Many people only think about short term gains when
they first start flipping homes. However, if flipping is done correctly, it has
the potential to create a steady stream of income. The key is acquiring rental
properties.
To rent or
to flip
You should be able to decide which homes you should
flip and which homes you should hold. You should also have a decent
understanding of the different kinds of rental agreements.
Look at the existing market scenario. If prices are
falling and you don't expect them to increase anytime soon, you should sell the
property as quickly as you can. On the other hand, if prices are going upward,
you should buy the property and hold it.
If you hold the property, you can rent it out while
waiting for its value to appreciate.

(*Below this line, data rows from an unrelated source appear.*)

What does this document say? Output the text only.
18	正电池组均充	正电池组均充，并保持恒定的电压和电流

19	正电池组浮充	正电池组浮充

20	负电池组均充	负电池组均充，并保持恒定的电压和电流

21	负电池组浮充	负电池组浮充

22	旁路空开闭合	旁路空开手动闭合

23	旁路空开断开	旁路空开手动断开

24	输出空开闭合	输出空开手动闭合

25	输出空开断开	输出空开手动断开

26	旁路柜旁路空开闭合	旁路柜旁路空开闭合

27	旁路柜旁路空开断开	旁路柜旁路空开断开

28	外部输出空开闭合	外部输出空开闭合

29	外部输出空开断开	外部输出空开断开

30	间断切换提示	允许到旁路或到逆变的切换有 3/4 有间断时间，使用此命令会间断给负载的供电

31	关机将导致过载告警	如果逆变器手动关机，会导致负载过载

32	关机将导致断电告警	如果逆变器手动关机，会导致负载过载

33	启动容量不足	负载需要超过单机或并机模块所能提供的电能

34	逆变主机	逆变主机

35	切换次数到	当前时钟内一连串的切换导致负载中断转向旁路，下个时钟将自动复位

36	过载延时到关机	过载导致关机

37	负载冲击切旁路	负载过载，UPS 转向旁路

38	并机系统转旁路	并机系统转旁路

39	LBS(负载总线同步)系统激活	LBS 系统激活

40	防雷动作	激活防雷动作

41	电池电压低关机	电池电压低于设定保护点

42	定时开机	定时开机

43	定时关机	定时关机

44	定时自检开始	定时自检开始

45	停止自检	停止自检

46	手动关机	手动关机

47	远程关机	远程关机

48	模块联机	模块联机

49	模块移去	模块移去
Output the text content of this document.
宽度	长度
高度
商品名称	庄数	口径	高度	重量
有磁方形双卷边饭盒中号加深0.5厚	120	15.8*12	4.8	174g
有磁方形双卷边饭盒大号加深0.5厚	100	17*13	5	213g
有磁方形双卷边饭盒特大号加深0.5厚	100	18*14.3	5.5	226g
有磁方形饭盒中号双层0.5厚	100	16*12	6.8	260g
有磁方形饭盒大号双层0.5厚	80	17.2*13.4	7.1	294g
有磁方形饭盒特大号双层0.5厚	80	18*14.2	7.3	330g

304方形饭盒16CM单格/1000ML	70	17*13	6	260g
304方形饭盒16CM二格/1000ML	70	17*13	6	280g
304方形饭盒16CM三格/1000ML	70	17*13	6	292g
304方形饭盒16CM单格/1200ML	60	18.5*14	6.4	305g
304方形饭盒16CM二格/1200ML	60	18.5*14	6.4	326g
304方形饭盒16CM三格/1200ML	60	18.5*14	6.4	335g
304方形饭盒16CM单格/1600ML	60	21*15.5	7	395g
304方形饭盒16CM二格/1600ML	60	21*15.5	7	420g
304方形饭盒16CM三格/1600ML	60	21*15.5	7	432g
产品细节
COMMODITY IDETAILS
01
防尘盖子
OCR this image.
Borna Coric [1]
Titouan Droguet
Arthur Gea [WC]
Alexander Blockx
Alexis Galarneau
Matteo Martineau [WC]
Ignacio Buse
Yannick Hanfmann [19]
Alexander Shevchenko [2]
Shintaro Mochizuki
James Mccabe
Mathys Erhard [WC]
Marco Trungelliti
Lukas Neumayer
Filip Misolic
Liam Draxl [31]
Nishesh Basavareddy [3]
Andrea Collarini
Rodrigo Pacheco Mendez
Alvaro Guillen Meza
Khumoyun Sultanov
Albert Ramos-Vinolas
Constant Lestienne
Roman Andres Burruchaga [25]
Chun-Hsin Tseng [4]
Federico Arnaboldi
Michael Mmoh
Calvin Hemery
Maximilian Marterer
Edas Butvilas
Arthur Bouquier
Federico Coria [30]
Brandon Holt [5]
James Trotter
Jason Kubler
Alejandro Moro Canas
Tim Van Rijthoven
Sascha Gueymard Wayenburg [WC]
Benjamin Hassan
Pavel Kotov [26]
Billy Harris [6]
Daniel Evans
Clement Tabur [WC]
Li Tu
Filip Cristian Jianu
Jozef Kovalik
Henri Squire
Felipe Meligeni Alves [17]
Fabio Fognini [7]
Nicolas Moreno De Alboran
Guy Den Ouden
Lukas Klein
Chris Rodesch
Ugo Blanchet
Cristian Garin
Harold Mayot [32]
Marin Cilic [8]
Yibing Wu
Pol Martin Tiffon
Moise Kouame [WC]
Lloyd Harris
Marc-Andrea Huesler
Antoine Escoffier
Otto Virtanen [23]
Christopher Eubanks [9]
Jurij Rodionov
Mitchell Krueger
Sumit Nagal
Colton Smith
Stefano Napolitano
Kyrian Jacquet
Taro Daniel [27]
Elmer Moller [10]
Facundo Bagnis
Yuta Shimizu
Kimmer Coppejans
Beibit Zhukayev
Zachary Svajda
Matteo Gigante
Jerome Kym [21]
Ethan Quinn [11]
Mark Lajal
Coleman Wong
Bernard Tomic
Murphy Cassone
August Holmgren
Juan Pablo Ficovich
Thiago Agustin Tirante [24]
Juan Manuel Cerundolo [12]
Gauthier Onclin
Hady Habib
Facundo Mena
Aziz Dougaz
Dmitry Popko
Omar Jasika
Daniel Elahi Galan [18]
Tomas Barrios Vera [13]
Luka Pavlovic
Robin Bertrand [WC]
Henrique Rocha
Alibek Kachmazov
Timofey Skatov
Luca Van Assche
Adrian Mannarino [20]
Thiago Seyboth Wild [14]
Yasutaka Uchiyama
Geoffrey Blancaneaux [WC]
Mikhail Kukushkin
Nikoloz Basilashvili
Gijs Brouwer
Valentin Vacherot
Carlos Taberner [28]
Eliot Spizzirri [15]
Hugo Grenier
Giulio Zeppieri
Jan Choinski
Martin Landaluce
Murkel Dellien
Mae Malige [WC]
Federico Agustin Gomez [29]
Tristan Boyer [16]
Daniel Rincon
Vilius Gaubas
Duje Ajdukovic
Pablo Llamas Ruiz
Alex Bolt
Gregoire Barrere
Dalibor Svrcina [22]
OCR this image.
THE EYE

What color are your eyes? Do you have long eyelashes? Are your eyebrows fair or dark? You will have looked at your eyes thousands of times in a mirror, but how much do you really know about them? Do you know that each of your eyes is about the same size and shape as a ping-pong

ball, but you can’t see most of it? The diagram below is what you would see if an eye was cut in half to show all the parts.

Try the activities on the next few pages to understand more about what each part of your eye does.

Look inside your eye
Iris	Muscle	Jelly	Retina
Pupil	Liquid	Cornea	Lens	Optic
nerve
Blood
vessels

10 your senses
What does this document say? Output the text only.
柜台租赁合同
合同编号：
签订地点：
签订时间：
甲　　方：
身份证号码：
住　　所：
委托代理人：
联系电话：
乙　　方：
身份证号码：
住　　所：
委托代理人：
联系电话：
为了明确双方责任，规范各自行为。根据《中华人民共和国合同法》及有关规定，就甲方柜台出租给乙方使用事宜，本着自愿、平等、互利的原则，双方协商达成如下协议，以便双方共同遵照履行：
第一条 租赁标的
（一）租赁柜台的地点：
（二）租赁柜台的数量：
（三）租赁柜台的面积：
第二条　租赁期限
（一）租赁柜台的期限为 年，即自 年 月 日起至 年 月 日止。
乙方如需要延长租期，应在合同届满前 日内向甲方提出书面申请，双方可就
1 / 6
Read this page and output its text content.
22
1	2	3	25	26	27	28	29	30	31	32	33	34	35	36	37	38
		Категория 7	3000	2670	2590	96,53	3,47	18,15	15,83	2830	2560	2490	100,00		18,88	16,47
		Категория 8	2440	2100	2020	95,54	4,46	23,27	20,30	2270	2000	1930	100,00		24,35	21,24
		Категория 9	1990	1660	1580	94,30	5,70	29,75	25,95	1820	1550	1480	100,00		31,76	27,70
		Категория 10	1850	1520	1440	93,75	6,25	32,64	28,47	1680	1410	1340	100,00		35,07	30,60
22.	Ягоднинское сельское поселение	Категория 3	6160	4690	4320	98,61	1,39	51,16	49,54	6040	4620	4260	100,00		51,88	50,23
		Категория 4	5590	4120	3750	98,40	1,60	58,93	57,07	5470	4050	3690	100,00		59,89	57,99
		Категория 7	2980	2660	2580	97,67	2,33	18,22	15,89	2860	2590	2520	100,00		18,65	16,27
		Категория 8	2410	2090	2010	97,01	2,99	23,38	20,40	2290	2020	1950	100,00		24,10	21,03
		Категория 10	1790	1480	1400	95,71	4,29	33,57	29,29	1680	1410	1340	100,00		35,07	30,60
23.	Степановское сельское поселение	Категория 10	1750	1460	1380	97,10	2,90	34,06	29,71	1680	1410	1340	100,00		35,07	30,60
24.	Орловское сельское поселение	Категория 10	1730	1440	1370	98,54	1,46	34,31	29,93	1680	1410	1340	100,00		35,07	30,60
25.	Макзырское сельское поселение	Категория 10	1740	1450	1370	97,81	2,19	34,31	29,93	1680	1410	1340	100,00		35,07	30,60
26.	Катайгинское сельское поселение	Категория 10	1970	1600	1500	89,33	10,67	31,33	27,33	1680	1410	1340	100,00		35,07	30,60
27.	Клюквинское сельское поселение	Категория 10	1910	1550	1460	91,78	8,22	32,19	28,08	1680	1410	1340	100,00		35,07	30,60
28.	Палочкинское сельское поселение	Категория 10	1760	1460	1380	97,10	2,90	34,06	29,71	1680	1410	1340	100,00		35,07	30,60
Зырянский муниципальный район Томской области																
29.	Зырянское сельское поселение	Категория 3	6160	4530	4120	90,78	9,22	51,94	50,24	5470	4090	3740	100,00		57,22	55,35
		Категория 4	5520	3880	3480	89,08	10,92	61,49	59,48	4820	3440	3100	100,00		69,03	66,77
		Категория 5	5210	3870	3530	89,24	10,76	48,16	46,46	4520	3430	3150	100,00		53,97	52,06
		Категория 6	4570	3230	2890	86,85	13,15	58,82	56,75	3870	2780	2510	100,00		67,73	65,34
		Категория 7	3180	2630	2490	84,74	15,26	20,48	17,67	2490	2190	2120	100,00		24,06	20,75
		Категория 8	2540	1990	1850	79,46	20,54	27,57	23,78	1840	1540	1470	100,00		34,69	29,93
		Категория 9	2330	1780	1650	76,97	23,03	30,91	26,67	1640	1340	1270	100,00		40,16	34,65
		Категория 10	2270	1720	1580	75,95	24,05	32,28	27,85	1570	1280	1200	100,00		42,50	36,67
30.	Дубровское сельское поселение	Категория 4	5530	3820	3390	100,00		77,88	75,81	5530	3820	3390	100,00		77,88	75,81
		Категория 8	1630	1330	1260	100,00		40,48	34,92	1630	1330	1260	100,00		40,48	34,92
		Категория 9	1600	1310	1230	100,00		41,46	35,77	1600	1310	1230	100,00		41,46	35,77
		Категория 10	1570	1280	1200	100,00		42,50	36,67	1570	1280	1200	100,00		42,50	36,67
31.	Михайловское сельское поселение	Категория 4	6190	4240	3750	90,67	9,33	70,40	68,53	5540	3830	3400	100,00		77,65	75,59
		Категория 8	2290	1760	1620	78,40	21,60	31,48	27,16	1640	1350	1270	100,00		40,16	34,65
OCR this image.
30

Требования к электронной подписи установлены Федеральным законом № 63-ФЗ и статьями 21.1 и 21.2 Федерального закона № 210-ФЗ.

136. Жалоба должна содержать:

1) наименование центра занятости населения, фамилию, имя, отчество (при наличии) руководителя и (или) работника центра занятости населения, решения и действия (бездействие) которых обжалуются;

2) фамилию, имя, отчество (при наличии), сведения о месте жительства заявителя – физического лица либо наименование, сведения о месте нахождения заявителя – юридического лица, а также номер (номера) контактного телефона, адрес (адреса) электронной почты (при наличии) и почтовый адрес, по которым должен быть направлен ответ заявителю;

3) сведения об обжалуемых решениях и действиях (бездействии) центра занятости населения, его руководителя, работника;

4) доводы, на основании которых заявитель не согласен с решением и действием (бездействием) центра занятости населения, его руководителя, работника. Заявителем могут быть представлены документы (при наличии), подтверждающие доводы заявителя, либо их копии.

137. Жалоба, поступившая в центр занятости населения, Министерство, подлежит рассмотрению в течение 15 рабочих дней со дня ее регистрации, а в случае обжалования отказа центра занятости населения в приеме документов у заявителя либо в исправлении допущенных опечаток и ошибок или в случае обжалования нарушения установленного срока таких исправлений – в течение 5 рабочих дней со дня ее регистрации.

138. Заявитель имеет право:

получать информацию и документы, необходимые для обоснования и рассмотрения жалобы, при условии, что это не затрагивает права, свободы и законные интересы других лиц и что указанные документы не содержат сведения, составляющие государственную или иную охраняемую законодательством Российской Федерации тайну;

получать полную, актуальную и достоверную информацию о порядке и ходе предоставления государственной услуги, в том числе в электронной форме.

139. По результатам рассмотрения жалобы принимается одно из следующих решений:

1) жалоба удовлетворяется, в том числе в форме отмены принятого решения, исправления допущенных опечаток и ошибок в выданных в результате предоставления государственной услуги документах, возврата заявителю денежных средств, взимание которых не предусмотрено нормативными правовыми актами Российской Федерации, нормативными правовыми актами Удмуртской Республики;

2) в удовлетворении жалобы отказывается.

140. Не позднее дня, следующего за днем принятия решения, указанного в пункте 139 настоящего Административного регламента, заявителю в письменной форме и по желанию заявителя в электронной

Value appreciation should not be your only
marker for profit. If the property has the potential to generate income, it is
worth buying. The rental income that the property generates will help you pay
insurance premiums and property taxes.
If you are renting out your property, make sure
that you have a proper contract in place. Basically three rental agreements
exist.
Fixed Term
Lease Agreement
This kind of lease agreement doesn't last more than
2 years. If the tenant signs a 2-year lease agreement, they have a legal
responsibility to pay rent for 2 years. It doesn't matter whether they live in
the house or not. However, if you are terminating the agreement and asking the
tenant to leave, the tenant does not have to continue paying the rent. In this
case, the tenant has the right to refuse to vacate the property before the term
of the lease agreement ends.
Periodic
Lease
This is typically a monthly or a weekly contract.
You have no obligation to renew the contract at the end of the month and hence
this kind of agreement is ideal for investors who want to flip the property
whenever they get a good offer.
Tenant
At-Will Lease
Since this rental agreement doesn't include any
contracts, the tenants can leave anytime they want. You can also evict them
without notice. This method isn't recommended because it is possible for the
tenant to leave without paying the rent.
Lease
Purchase Agreement
When you sign a lease purchase agreement with the
tenant, the tenant has an obligation to buy the property after paying the rent
for a specified period of time. If the tenant refuses to buy the property, you
can drag them in court.
This agreement is quite popular with investors
because it eliminates the need to relist the property or find another tenant at
the end of the term.
Lease Option
The lease option is more flexible than the lease
purchase agreement. In this case, the tenant doesn't have to buy the house at
the end of their lease period. However, they need to pay what is called an
'option consideration' fee.
For a home valued at $100,000, the 'option
consideration' fee can be around $10,000. The tenant needs to pay this amount
upfront. If they plan to buy the home when their lease period ends, you will
have to return this money. However, if they don't decide to purchase, you can
keep this amount.
Subletting
In this method, you don't buy the property. You
rent it from the owner and then sublet it to the tenant. When you sublet, you
can charge a higher rent and make a profit.